The Devil, the goat man, the god and the jester.
The origins of the Carnival of Tufara are different and all belongs to ancient rituals. Most likely, they are
linked to pagan rites consecrated to Dionysus in a rural and wild world, then mixed over the centuries with
the cult of the dead. In both cases, the purpose of the followers was to capture, through donations and
sacrifices first, and then through celebration and representation, the benevolence of these powerful
entities in hopes of a more prosperous future.
Christianity contributed to turn these intense moments of pagan worship into carnival farce.

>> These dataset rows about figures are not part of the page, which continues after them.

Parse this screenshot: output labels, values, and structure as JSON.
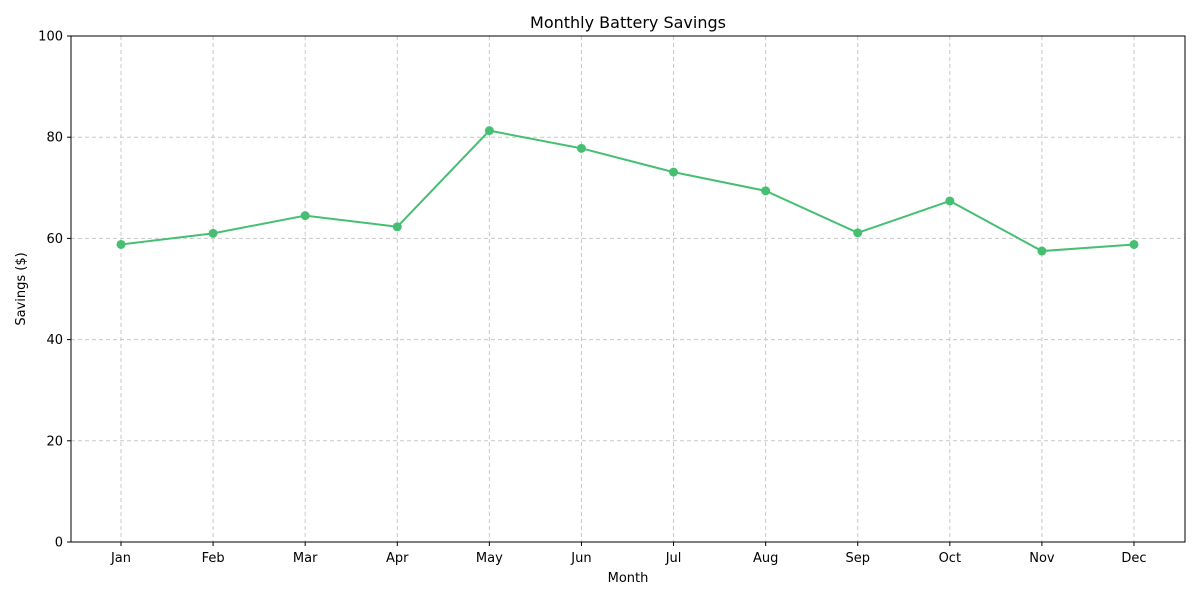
{
  "chart_data": {
    "type": "line",
    "title": "Monthly Battery Savings",
    "xlabel": "Month",
    "ylabel": "Savings ($)",
    "ylim": [
      0,
      100
    ],
    "yticks": [
      0,
      20,
      40,
      60,
      80,
      100
    ],
    "grid": true,
    "categories": [
      "Jan",
      "Feb",
      "Mar",
      "Apr",
      "May",
      "Jun",
      "Jul",
      "Aug",
      "Sep",
      "Oct",
      "Nov",
      "Dec"
    ],
    "series": [
      {
        "name": "Savings",
        "color": "#47bf73",
        "values": [
          58.8,
          61.0,
          64.5,
          62.3,
          81.3,
          77.8,
          73.1,
          69.4,
          61.1,
          67.4,
          57.5,
          58.8
        ]
      }
    ]
  }
}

The god should no longer be such, it would have been unforgivable. Therefore, he officially became a
puppet… Not for the people though, who for an unconscious, ancestral feeling perhaps never ceased in
their hearts to give him due importance. Are these activities a mere, folkloristic representation of
irremediably lost rituals or are they full-fledged rituals themselves? To anthropologists the mangy question.
There are also other figures and masks, independent from the devil's procession, who live in the carnival of
the beautiful village of Molise. In fact, the Devil is almost a foreign body, an unexpected guest, in what is a
typical Italian carnival scene, where the doll (representing the carnival itself) is tried and convicted.
Who knows, maybe we'll talk about it in the next episode.
For now, we hope to have transmitted a shred of the wild and arcane charm that only figures like the Devil
can emanate, a model, together with the Deer always Molise, the Mamuthones, the Sardinian Boes, and
the various Italian carnivals, of a huge ethnic, anthropological and historical heritage.